The platform provides monitoring across three pillars: metrics, logs, and traces — all backed by Azure-managed services.

AKS Automatic ships built-in Prometheus metrics collection via Azure Monitor Workspace. This captures:

  • Kubernetes control plane metrics (API server, scheduler, etcd)
  • Node-level metrics (CPU, memory, disk, network)
  • Pod-level metrics (container resource usage)
  • Istio mesh metrics (request volume, latency, error rate)

When enabled (ENABLE_GRAFANA_WORKSPACE=true), Azure Managed Grafana provides pre-built dashboards for:

  • Cluster health and node utilization
  • Pod resource consumption
  • Istio service mesh traffic
  • Karpenter node provisioning

Container Insights collects logs from all containers and forwards them to Log Analytics. Query logs via Azure Portal or az monitor log-analytics query:

// Pod logs for a specific service
ContainerLogV2
| where PodNamespace == "osdu"
| where PodName startswith "partition"
| project TimeGenerated, LogMessage
| order by TimeGenerated desc
| take 100
// Services in CrashLoopBackOff
KubePodInventory
| where Namespace == "osdu"
| where PodStatus == "Failed"
| summarize count() by Name, PodStatus
// OOM kills
ContainerLogV2
| where LogMessage contains "OOMKilled"
| project TimeGenerated, PodName, LogMessage

OSDU services emit distributed traces to Application Insights via the APPLICATIONINSIGHTS_CONNECTION_STRING environment variable. This enables:

  • End-to-end request tracing across services
  • Dependency maps showing service-to-service and service-to-PaaS calls
  • Exception tracking and failure analysis
  • Performance analysis (latency percentiles, throughput)
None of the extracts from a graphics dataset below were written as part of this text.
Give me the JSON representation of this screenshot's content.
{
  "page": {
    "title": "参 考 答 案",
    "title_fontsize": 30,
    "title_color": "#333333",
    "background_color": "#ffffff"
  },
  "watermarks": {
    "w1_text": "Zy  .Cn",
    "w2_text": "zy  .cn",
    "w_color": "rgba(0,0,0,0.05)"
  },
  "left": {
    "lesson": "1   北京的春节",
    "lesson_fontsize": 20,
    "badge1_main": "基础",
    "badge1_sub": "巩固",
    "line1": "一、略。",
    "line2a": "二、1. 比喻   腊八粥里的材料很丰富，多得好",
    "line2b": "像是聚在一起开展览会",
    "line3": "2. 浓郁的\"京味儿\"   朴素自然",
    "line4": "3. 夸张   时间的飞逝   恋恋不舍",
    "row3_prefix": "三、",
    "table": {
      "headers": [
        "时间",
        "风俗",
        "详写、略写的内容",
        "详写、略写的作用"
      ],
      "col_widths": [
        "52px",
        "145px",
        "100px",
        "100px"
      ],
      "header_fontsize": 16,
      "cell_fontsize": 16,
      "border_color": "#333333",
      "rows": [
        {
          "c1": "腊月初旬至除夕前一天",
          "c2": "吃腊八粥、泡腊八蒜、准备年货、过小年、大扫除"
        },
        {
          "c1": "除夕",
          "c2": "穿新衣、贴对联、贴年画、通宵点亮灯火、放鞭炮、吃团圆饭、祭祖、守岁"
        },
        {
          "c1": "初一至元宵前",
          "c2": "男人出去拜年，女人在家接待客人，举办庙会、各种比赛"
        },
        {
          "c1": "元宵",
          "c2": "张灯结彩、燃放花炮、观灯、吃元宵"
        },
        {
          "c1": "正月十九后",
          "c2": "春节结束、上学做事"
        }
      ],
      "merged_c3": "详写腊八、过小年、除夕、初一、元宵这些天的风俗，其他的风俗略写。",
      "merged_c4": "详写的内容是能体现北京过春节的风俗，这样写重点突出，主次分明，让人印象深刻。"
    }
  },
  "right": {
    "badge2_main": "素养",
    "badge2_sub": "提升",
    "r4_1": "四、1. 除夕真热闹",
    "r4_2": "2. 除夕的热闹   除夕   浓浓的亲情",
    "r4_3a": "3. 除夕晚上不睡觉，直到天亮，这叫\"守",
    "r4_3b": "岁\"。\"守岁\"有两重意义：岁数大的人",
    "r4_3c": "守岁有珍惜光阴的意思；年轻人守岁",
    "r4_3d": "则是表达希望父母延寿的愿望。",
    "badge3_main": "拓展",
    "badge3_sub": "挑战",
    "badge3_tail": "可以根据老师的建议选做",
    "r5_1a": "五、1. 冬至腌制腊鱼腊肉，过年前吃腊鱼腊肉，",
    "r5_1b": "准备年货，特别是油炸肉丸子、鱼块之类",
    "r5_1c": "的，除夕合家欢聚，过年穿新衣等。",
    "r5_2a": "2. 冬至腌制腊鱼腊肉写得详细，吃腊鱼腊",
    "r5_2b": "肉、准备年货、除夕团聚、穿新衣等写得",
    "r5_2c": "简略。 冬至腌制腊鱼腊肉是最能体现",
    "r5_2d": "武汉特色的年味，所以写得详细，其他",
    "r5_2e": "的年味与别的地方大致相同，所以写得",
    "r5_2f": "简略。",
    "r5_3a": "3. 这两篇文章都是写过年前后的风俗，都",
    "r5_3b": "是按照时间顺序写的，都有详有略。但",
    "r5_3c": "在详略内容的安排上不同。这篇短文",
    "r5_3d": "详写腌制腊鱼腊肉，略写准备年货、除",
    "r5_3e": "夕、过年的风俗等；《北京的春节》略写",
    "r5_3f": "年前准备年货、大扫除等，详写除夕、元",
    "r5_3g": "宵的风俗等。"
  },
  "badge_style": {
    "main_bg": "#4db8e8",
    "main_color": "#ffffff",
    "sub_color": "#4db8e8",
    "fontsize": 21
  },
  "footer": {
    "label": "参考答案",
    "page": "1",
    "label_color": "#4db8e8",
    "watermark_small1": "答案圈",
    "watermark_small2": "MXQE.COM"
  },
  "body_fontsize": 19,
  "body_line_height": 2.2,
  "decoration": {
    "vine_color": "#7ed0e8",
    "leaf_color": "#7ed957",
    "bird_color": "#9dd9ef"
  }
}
Kibana is optionally exposed via the gateway module. Access the Kibana dashboard to monitor:

  • Cluster health (green/yellow/red)
  • Index status and document counts
  • Search query performance
  • Shard allocation across nodes

The Airflow web UI is optionally exposed via the gateway module. Monitor:

  • DAG execution status
  • Task run history and durations
  • Worker pod scheduling